Direktur Utama RSSH, dr. Soeko W. Nindito menegaskan bahwa uang yang disebut dalam video yang beredar, bukanlah suap, melainkan uang deposit untuk proses perawatan pasien di rumah sakit.

“Sempat ada di Instagram sebut Rp3 juta, itu adalah deposit dan itu nilainya kecil karena dia dirawat di ruang VIP (very important person). Jadi, tidak benar kalau disebut rumah sakit dibayar agar pasien bisa dirawat di sini,” kata dr.

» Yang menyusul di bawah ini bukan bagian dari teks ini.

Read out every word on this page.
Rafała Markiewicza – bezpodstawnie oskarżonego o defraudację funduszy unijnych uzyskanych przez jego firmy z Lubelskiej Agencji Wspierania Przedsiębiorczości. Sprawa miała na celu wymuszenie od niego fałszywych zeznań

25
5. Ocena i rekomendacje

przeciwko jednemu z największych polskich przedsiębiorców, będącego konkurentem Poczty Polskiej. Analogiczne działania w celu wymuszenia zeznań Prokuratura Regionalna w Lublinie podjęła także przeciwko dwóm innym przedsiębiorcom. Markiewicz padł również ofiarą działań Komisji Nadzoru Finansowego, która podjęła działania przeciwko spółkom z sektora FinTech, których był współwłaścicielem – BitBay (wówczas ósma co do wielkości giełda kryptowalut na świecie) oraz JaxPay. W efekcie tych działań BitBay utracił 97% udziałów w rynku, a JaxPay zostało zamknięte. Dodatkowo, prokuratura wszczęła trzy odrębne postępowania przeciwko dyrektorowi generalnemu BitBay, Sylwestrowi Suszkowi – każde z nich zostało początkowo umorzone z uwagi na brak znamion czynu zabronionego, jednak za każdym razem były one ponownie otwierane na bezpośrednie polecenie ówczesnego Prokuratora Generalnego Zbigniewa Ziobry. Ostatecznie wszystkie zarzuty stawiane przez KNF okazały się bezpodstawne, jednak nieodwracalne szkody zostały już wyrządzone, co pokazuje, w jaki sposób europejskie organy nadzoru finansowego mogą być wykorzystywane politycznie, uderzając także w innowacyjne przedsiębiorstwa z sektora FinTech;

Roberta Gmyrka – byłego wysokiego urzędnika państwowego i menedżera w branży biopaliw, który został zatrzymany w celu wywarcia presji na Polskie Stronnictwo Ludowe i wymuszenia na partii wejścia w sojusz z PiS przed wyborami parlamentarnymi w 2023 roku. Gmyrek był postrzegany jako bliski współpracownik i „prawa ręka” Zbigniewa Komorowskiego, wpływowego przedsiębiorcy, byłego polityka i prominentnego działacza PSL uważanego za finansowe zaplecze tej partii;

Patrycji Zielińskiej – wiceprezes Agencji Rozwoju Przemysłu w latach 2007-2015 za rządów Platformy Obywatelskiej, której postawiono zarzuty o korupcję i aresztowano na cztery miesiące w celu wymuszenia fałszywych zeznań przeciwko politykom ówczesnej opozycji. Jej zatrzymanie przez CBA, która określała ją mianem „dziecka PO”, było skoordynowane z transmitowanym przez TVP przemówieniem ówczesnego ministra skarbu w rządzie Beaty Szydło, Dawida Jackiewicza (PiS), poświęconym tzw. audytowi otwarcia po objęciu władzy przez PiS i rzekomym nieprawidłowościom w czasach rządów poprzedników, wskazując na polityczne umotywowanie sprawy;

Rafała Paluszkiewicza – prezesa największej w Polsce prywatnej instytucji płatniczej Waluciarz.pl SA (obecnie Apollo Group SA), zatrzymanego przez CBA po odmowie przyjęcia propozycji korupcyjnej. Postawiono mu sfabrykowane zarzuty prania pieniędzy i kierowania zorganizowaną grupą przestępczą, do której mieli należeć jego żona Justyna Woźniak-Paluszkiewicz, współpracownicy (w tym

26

Soeko saat ditemui di Jakarta, Senin.

Menurut Soeko, tuduhan penerimaan suap adalah klaim tak berdasar mengingat perbedaan besar antara biaya ruang VIP dan jumlah deposit.

"Jadi, tak sebanding, kalau itu hanya dituduhkan kepada kami, bahwa petugas kami menerima uang untuk kemudian memaksa si pasien itu dirawat karena diantar keluarganya, kecuali kalau kita jemput pasien," katanya.

Sebelumnya, rumah sakit ini juga menepis tudingan dugaan praktik pemaksaan terhadap masuknya seorang wanita berinisial EO ke fasilitas kesehatan tersebut.

Soeko menjelaskan, pasien EO yang tiba di rumah sakit pada 31 Januari itu bukan karena dijemput paksa, melainkan diantar langsung oleh keluarganya karena kondisi kesehatan mental pasien.

"Saudari EO yang viral videonya itu, datang ke rumah sakit diantar oleh suami, bapak dan diketahui oleh ibunya. Jadi, atas kesadaran sendiri mereka mengantar pasien" katanya.

Pasien EO, kata Soeko, sempat dibawa ke rumah sakit lain, tetapi kemudian dirujuk ke RSSH karena membutuhkan penanganan kesehatan mental.